Brazil daily Folha de S. Paulo Former minister in Brazilian president Luiz Inácio Lula da Silva's government and a Worker's Party (Partido dos Trabalhadores, PT) candidate for re-election in the city of São Bernardo do Campo (São Paulo), Luiz Marinho, has obtained a judicial injunction ordering the Folha Online website to remove a report from its digital archive.

The report was published in 2005 by Folha de S. Paulo, Brazil's largest circulation daily, and its contents were not contested at the time of publication. However, now, during the electoral period, the "São Bernardo de Todos" (São Bernardo for All) Coalition requested that the report be removed from the website alleging that the "opponents were using the contents to politically harm,"

On October 10, 2008, Grupo Folha (Folha Group) lawyers presented a request for withdrawal of the injunction. They argued that the injunction represents a form of press censorship.

"You cannot confuse news with irregular electoral propaganda promoted by others," said lawyer Maurício de Carvalho Araújo in a report published by Folha de S. Paulo newspaper on October 11.

The defense also emphasized that "the news published by the Folha Online website consists of historical records of facts of public interest, which cannot be erased ( . . . ) from the site's journalistic history."

The report in question, which was published on October 20, 2005, contained allegations of a visit the former minister purportedly made to a nightclub in Germany, paid by Volkswagen. Marinho and the company denied the story, which was told by a former Volkswagen manager, Klaus Joachim Gebauer, in an interview with the German "Die Welt" newspaper.

When consulted by telephone, Marinho refused to comment on the injunction against Grupo Folha. The lawyer for the São Bernardo de Todos Coalition, Márcio Moreira, said that the "judicial action is not personal", but came from the entire coalition, formed by 11 parties.

The coalition's lawyer claimed that "the website must be responsible for its contents". He added that, "the report is being used to denigrate the image of the candidate, prejudicing electoral freedom and the right of citizens to form their opinion on current and real facts."

When questioned about the possibility of a conflict of interests between press freedom and electoral freedom, the lawyer answered that "the judge decided which of them deserves judicial watch in this specific case."

The Brazilian National Association of Newspapers (Associação Nacional de Jornais, ANJ) condemned the decision and noted that "the electoral justice system should punish those who are making use of defamatory reports, but should not censor the report.

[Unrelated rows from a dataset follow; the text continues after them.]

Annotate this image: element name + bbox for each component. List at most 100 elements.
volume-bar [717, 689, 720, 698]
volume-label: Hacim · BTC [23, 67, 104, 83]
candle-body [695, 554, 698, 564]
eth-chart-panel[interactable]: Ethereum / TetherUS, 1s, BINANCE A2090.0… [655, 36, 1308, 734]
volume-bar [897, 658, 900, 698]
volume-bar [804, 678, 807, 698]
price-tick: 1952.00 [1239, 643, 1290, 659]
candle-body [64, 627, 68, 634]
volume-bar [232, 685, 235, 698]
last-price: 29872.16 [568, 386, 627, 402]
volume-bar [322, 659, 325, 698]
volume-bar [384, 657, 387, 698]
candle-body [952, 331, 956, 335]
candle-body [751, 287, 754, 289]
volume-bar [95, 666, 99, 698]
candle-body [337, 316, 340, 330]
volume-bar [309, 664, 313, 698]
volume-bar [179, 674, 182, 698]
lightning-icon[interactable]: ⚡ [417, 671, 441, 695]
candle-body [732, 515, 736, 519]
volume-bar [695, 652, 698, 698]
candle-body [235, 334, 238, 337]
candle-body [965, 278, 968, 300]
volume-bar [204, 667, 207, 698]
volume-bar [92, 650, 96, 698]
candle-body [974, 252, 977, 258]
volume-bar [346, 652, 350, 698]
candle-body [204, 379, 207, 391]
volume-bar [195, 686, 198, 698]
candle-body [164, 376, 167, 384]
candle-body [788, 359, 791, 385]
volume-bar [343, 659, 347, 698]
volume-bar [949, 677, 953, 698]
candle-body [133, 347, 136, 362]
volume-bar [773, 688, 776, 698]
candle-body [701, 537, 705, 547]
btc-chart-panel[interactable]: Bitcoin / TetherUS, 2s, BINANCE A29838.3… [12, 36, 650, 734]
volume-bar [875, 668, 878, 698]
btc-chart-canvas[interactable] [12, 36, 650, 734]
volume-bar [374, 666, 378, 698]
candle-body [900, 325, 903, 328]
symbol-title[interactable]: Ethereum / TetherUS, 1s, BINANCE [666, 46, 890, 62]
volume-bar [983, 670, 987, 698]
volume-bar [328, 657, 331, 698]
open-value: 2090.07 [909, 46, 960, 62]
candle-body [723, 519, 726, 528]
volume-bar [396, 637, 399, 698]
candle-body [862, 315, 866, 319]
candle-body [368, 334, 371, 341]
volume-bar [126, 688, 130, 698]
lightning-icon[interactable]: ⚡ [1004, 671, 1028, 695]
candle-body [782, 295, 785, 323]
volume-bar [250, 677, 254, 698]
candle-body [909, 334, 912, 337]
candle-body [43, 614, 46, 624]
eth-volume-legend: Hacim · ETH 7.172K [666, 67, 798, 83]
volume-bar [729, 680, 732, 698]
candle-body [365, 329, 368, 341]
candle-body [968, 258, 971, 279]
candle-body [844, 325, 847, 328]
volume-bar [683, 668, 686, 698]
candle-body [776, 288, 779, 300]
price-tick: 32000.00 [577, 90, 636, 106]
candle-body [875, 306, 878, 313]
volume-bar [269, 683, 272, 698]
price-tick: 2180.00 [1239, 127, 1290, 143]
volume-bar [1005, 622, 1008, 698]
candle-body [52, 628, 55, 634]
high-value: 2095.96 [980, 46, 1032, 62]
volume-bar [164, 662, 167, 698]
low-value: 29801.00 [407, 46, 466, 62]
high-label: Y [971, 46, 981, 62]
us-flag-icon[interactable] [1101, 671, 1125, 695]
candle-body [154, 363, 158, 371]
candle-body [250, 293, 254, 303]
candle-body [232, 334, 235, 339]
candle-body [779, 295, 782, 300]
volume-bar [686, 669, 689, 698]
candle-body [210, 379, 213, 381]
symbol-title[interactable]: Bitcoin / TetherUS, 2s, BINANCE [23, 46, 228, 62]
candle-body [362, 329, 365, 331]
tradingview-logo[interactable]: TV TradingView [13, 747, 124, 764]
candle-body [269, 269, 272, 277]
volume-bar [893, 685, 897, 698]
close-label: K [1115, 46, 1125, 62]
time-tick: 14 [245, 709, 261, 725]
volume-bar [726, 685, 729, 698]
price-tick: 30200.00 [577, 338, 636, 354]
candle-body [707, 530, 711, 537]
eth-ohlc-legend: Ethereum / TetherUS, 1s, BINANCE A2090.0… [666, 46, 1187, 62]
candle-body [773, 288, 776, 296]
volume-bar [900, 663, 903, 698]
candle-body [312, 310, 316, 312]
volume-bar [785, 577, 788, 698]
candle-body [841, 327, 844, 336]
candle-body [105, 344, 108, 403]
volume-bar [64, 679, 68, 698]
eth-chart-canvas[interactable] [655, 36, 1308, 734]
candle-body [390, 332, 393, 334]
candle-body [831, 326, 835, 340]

Censorship is unconstitutional."

According to the text of the injunction issued by electoral judge Wagner Gídaro, it is "forbidden for any political propaganda to take advantage of facts that can slander, defame or insult the candidate."

On October 13, Orlando Molina, Grupo Folha's legal department director refuted the argument against the report, saying, "It is news. It's not political propaganda." Molina said he believes in the agility of the electoral justice system and hopes that there will be a favorable response to the request for withdrawal of the injunction.